Tycho sat up, shivering, and looked at the three scared young faces leaning over him. The other boat was coming alongside them now with four more marines, some clutching bleeding or burnt wounds. Out across the water, the Herakles was leaning dangerously to starboard and most of it was blanketed in white mist. What few parts of the ship remained dry were on fire, and from somewhere within her hull there were voices screaming.
Farther out, Tycho could see the remains of the lead Hellan ship smoking as it sank beneath the waves. The three Furies remained intact, all three still at anchor and none on fire, but none of the Turks were firing now. Their guns were silent and their lights pointed out at every angle at nothing in particular, illuminating empty patches of the Strait or burning flotsam.

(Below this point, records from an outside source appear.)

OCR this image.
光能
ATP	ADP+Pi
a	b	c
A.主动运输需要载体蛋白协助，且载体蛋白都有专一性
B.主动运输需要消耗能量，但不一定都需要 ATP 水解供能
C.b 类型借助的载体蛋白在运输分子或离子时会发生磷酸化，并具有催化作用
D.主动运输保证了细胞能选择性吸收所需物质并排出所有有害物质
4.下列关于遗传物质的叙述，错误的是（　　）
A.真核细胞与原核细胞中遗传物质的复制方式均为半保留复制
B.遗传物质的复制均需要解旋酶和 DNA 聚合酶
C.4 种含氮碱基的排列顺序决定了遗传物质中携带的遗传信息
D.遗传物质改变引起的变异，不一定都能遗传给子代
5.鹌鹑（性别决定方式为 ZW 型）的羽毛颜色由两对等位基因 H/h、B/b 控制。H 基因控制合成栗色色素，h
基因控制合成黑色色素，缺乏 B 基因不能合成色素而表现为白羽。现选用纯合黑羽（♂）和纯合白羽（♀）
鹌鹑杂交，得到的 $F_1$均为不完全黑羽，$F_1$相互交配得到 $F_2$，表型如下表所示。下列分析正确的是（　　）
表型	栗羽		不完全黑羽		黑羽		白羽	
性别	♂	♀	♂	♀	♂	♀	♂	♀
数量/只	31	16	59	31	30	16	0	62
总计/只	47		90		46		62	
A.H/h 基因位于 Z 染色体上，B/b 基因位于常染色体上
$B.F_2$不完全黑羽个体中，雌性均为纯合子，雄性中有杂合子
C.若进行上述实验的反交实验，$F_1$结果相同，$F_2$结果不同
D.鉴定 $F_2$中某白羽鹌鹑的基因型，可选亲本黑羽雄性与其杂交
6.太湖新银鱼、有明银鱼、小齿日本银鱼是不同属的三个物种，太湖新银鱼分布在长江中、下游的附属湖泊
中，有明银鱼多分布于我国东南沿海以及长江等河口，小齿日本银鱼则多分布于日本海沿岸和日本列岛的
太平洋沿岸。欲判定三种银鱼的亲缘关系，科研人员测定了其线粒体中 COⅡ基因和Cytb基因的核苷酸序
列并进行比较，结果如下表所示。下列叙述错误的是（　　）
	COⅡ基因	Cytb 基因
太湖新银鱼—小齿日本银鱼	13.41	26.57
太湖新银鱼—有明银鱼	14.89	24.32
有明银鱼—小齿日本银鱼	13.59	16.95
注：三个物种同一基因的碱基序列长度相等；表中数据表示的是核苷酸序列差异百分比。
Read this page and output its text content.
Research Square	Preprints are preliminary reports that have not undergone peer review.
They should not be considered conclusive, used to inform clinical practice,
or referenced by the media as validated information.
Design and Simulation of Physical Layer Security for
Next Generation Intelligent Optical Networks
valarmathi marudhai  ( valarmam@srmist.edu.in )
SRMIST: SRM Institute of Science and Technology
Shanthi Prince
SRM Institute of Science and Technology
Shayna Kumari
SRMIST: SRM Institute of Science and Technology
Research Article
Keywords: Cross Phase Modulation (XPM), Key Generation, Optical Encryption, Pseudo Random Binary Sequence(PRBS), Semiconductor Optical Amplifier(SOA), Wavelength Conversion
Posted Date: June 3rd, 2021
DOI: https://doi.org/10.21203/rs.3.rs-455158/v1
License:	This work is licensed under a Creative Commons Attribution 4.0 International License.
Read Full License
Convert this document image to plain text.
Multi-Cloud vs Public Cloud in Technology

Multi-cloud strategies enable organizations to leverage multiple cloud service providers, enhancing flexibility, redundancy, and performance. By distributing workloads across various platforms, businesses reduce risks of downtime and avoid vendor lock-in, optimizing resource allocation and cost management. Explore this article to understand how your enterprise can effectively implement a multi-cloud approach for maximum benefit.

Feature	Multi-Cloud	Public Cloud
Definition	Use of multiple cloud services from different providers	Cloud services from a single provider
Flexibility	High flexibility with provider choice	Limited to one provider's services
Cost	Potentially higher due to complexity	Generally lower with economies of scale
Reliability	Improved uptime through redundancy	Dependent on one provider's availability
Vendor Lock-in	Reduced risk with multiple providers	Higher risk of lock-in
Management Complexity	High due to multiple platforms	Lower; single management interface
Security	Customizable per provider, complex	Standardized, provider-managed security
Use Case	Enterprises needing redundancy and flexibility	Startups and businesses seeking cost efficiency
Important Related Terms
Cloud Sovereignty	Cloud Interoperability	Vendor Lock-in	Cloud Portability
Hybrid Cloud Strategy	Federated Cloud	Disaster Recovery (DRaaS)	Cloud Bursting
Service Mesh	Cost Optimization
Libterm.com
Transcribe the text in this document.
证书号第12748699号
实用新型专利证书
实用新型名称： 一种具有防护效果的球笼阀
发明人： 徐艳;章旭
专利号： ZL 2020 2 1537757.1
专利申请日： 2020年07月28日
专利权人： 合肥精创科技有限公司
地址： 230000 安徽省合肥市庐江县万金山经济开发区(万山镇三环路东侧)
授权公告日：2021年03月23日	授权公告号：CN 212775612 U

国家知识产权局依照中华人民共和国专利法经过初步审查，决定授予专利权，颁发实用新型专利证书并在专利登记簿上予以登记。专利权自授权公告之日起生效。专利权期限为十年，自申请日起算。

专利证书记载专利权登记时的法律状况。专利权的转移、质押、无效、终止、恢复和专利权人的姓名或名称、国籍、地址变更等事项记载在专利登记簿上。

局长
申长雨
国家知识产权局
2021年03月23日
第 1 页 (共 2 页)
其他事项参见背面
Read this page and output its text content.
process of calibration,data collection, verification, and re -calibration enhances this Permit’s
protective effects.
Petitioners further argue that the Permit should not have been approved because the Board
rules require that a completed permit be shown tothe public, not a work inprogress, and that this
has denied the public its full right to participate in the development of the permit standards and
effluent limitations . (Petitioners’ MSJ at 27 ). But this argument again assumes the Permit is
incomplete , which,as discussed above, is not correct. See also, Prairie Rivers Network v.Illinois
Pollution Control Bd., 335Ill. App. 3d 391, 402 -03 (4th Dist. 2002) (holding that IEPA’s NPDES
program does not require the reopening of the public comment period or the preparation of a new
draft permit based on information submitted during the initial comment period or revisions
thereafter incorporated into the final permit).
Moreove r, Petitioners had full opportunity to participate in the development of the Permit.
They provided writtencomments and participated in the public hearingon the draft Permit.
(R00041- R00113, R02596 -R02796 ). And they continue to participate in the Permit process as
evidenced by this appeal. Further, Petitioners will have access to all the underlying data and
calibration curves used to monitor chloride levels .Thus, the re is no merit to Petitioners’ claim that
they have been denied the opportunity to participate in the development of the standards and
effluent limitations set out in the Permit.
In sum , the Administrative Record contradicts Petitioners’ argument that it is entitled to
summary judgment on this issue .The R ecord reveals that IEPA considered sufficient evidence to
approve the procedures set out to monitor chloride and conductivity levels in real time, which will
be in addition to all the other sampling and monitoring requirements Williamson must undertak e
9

“They’re not shooting at us,” Lycus said softly. “Why aren’t they shooting?”
“Listen.” Tycho nodded at the Furies.
And over the roar of the flames and the growl of the engines and the slosh of the waves, they heard the distant screams of the Turks.
“We have to get away from this mist.” Tycho pointed the marines to the oars, and they began turning the dories. “Get to the north side of the channel, fast as you can. And don’t worry about making any noise. I don’t think anyone is listening for us anymore.”
The young men set to rowing and the burning ships began to recede into the darkness as the aether continued to billow out from the palace, swallowing up the city and the waters a bit more with each passing moment.